There is no mistaking that technology has completely reshaped the way business runs today. You need only look at the smartphone in your hand, and your ability to order groceries from your Alexa in your house to know what I’m talking about. Cloud-based services, virtual workplaces, mobile-based lifestyles, social media — it’s here, everyone. The future of innovation in the workplace we’ve talked about for years is here.
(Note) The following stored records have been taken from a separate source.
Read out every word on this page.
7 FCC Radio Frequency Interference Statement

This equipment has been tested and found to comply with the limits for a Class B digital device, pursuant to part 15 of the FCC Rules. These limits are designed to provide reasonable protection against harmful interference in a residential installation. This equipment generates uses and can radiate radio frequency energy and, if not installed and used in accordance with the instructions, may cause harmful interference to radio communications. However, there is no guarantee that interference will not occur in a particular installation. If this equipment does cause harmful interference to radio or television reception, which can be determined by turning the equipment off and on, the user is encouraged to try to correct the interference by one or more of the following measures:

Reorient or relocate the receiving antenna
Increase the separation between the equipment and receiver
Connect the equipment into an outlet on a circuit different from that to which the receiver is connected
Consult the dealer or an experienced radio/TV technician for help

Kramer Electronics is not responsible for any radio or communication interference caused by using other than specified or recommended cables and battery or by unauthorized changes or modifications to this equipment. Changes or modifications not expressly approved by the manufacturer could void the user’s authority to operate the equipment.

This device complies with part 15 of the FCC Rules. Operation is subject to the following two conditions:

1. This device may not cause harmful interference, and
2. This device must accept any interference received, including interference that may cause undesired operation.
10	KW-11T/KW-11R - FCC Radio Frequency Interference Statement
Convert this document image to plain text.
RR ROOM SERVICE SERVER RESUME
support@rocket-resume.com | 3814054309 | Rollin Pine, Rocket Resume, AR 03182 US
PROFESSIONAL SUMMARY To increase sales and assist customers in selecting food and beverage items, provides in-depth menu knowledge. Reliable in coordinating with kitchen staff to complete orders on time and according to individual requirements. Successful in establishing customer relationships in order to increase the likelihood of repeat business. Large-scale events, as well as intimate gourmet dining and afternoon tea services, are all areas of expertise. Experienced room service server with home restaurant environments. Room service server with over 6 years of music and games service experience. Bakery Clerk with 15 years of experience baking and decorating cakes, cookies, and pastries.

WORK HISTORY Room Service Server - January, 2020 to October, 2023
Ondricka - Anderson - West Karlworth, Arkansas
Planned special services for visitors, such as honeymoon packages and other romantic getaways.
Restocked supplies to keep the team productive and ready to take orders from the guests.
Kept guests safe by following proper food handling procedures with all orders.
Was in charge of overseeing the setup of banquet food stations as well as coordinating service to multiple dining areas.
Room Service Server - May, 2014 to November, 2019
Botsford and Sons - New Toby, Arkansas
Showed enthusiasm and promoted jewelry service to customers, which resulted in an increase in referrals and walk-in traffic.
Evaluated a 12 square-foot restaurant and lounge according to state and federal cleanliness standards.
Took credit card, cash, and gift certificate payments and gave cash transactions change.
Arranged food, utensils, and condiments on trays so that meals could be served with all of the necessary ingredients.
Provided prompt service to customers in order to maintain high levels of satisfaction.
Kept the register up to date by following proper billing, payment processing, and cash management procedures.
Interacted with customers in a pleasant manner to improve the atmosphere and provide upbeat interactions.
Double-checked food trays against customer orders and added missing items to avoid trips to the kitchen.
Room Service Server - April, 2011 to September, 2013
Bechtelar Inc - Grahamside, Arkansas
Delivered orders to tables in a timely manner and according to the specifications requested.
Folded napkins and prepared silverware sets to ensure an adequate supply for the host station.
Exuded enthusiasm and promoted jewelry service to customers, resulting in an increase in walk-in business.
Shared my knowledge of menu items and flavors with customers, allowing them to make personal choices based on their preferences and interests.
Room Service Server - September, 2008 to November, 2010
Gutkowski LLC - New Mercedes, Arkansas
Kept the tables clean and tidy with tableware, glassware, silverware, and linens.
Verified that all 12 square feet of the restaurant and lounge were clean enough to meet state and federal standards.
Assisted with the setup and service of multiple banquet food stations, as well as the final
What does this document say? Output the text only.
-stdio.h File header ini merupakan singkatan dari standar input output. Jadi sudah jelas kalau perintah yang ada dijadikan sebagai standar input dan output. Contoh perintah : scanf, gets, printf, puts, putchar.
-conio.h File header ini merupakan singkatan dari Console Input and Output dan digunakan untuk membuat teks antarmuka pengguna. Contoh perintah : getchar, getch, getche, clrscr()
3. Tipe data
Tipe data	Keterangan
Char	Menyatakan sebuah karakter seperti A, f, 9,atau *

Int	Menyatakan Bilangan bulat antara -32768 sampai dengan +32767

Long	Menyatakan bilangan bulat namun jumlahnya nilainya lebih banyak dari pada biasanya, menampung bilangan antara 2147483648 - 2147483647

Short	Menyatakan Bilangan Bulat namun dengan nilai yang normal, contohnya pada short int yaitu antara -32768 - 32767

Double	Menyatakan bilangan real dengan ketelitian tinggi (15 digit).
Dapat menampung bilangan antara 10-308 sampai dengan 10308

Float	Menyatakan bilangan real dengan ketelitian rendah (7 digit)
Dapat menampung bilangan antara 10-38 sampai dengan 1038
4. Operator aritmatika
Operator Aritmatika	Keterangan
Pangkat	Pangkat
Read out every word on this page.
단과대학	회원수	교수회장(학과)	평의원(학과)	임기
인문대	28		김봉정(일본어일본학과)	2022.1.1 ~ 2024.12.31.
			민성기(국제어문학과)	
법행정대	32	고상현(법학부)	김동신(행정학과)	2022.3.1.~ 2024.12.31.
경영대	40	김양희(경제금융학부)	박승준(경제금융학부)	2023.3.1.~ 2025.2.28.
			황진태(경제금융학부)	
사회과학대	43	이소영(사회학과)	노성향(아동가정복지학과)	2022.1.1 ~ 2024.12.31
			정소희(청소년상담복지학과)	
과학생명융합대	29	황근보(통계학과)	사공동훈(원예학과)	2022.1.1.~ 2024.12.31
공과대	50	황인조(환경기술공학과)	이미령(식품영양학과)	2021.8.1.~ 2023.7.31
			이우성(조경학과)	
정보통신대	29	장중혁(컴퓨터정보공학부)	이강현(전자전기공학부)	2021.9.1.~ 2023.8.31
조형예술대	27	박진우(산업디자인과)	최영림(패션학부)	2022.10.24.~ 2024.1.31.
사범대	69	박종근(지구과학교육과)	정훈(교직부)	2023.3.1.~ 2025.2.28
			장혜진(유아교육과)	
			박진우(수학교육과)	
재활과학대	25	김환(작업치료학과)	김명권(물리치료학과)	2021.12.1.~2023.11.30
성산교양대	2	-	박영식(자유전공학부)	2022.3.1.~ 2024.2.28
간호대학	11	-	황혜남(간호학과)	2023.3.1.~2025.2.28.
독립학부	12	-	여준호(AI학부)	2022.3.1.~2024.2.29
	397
Our businesses have already realized this need to embrace innovation and have mobilized around it, trading a manufacturing mentality in exchange for an information-based one. Yet somehow HR lags behind the businesses we support around the world. We almost seem resistant to understanding how big data enhances our delivery, how our core processes are not the path to winning but merely an offering, and how HR alone holds the keys to corporate capacity; only human resources can truly create the agility of putting the right talent in front of the right opportunity at the right time. We should own these aspects of corporate innovation, yet we’re dragging our heels on it for some reason.
We must act.
Now is the time to embrace innovation within HR, to expand our minds and understand how corporations can be best served by strategic HR. Now is the time to acquire the technical and business acumen we need, build the data warehouses for the information edge we require, and the skill to bring these tools together as part of the leadership only we can provide. Predictive analytics is the future of human resources action; it is the ability to inform decisions before they’re necessary, to find the right skills before they’re needed, to be in the right place before the market is keen to it.
Our time is now. HR must not delay on its embrace of innovation. We are worth so much more, we are capable of such incredible feats of business leadership.